Childhood and Adolescent Obesity: A Review.

TLDR
The most common cause of obesity throughout childhood and adolescence is an inequity in energy balance; that is, excess caloric intake without appropriate caloric expenditure, which is a risk factor for obesity in adolescence and adulthood as mentioned in this paper.
Abstract
Obesity is a complex condition that interweaves biological, developmental, environmental, behavioral, and genetic factors; it is a significant public health problem.
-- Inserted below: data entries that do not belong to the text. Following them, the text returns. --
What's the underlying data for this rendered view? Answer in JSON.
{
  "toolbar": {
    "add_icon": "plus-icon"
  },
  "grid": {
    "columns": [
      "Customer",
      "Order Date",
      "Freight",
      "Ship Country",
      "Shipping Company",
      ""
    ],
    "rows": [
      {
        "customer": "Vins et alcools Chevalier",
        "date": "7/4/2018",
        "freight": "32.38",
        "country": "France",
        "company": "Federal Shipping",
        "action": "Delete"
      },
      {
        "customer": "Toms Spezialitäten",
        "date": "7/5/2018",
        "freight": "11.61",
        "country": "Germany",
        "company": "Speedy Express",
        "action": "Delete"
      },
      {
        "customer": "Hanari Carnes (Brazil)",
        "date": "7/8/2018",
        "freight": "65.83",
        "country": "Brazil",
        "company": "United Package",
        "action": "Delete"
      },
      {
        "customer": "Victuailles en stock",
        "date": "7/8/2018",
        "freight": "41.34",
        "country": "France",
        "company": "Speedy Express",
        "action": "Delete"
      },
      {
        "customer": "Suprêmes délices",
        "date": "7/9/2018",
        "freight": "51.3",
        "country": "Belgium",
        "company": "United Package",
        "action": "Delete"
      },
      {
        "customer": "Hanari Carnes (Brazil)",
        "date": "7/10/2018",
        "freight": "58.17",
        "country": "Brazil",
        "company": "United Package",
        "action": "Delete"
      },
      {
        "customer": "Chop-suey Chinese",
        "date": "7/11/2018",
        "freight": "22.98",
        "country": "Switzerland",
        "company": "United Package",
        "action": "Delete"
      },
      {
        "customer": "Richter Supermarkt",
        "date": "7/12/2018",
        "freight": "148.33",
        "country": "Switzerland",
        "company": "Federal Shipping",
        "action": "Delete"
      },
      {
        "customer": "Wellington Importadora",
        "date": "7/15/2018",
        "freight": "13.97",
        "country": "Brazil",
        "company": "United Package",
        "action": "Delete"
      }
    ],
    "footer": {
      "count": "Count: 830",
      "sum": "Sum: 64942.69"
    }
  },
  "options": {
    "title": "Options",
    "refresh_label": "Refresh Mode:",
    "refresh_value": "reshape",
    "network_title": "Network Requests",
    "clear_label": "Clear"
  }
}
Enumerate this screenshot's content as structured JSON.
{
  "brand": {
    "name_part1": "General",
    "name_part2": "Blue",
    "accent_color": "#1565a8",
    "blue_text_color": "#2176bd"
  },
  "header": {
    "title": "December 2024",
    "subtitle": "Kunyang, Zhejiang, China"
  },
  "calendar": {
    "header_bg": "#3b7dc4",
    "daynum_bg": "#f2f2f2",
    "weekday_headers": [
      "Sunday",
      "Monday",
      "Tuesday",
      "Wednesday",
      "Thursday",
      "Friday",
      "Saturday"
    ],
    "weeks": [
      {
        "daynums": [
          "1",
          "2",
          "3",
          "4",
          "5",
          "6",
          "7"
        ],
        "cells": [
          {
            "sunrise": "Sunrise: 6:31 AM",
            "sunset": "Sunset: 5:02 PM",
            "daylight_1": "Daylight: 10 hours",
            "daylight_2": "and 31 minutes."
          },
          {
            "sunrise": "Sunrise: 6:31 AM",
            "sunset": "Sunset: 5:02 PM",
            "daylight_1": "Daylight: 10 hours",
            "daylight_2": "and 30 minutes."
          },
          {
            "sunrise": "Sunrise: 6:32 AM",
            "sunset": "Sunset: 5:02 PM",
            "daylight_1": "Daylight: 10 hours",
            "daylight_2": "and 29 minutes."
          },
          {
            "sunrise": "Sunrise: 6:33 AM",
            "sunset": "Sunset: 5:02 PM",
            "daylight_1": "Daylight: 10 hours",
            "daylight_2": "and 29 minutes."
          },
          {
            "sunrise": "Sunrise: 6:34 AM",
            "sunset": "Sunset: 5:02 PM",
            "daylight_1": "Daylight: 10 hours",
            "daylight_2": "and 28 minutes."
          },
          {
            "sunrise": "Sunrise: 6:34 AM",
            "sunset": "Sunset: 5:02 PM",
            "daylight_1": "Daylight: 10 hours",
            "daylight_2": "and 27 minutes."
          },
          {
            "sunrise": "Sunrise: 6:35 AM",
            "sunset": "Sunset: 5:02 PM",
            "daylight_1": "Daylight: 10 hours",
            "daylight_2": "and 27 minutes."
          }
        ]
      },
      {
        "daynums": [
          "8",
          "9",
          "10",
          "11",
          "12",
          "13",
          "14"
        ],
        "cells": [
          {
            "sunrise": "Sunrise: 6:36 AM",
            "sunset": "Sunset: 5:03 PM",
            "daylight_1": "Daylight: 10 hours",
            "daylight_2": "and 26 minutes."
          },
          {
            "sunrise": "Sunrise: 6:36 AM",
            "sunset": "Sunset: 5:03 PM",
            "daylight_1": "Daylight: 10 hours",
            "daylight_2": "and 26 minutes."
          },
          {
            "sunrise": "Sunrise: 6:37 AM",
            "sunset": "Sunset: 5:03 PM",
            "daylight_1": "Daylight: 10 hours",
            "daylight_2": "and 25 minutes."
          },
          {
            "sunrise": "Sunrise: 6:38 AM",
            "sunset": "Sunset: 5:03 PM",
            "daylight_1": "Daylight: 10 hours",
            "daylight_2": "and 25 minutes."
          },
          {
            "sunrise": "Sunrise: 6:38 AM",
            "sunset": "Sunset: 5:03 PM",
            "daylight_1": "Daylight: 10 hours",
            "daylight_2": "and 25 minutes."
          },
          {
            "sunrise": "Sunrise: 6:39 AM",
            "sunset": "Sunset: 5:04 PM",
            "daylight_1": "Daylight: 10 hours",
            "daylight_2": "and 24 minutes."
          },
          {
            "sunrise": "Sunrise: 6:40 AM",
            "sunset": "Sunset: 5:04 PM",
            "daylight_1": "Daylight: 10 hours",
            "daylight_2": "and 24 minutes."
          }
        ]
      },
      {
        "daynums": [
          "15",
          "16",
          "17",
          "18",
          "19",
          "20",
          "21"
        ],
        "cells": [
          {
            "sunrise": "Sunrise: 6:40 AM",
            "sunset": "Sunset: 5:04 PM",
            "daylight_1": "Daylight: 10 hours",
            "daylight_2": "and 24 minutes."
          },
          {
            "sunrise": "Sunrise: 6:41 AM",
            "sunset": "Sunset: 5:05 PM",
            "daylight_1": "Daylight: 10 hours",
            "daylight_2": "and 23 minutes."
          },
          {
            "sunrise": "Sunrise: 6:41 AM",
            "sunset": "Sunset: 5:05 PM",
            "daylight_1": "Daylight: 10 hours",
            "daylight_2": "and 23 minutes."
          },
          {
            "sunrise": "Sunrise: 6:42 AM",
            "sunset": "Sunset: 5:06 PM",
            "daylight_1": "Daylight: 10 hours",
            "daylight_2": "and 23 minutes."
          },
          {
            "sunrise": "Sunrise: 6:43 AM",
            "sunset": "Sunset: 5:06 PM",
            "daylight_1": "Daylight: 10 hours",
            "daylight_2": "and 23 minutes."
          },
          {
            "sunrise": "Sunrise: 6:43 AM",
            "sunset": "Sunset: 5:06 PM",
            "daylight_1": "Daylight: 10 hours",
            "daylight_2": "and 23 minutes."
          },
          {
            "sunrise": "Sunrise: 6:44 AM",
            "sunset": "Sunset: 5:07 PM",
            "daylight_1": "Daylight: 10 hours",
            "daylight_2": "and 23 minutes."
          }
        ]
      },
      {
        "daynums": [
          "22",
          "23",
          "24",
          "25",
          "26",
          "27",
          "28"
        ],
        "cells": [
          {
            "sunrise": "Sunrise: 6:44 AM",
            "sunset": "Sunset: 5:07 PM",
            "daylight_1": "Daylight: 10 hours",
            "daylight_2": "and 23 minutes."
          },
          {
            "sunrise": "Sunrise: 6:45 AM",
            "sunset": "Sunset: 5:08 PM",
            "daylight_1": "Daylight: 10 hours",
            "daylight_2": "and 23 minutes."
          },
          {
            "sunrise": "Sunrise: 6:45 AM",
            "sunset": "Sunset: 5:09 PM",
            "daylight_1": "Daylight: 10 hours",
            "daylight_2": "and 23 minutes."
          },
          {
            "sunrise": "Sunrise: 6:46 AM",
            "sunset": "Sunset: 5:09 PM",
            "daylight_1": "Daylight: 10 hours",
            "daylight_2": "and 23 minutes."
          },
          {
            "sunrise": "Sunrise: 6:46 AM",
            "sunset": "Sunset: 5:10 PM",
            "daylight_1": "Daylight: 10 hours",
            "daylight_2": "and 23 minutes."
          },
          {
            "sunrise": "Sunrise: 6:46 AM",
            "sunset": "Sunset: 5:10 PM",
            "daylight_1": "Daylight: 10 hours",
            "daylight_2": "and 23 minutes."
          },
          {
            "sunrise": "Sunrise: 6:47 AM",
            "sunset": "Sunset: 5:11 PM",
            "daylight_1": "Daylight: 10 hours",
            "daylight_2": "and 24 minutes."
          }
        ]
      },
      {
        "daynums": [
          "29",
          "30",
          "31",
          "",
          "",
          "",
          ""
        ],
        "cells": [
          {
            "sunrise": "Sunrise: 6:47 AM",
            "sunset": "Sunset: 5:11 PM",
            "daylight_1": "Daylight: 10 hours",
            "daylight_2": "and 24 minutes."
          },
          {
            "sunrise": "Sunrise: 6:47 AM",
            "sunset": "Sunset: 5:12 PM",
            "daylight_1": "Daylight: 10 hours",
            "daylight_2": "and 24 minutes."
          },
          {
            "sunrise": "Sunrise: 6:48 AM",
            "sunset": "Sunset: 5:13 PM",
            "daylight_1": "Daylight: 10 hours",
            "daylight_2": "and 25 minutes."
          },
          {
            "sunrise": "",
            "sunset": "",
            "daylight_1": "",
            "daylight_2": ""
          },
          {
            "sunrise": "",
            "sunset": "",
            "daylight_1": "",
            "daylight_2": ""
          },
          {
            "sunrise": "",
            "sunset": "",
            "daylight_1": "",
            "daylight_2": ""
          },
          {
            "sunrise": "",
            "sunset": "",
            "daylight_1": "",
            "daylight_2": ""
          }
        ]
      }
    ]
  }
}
The most common cause of obesity throughout childhood and adolescence is an inequity in energy balance; that is, excess caloric intake without appropriate caloric expenditure. Adiposity rebound (AR) in early childhood is a risk factor for obesity in adolescence and adulthood. The increasing prevalence of childhood and adolescent obesity is associated with a rise in comorbidities previously identified in the adult population, such as Type 2 Diabetes Mellitus, Hypertension, Non-alcoholic Fatty Liver disease (NAFLD), Obstructive Sleep Apnea (OSA), and Dyslipidemia. Due to the lack of a single treatment option to address obesity, clinicians have generally relied on counseling dietary changes and exercise. Due to psychosocial issues that may accompany adolescence regarding body habitus, this approach can have negative results. Teens can develop unhealthy eating habits that result in Bulimia Nervosa (BN), Binge- Eating Disorder (BED), or Night eating syndrome (NES). Others can develop Anorexia Nervosa (AN) as they attempt to restrict their diet and overshoot their goal of "being healthy." To date, lifestyle interventions have shown only modest effects on weight loss. Emerging findings from basic science as well as interventional drug trials utilizing GLP-1 agonists have demonstrated success in effective weight loss in obese adults, adolescents, and pediatric patients. However, there is limited data on the efficacy and safety of other weight-loss medications in children and adolescents. Nearly 6% of adolescents in the United States are severely obese and bariatric surgery as a treatment consideration will be discussed. In summary, this paper will overview the pathophysiology, clinical, and psychological implications, and treatment options available for obese pediatric and adolescent patients.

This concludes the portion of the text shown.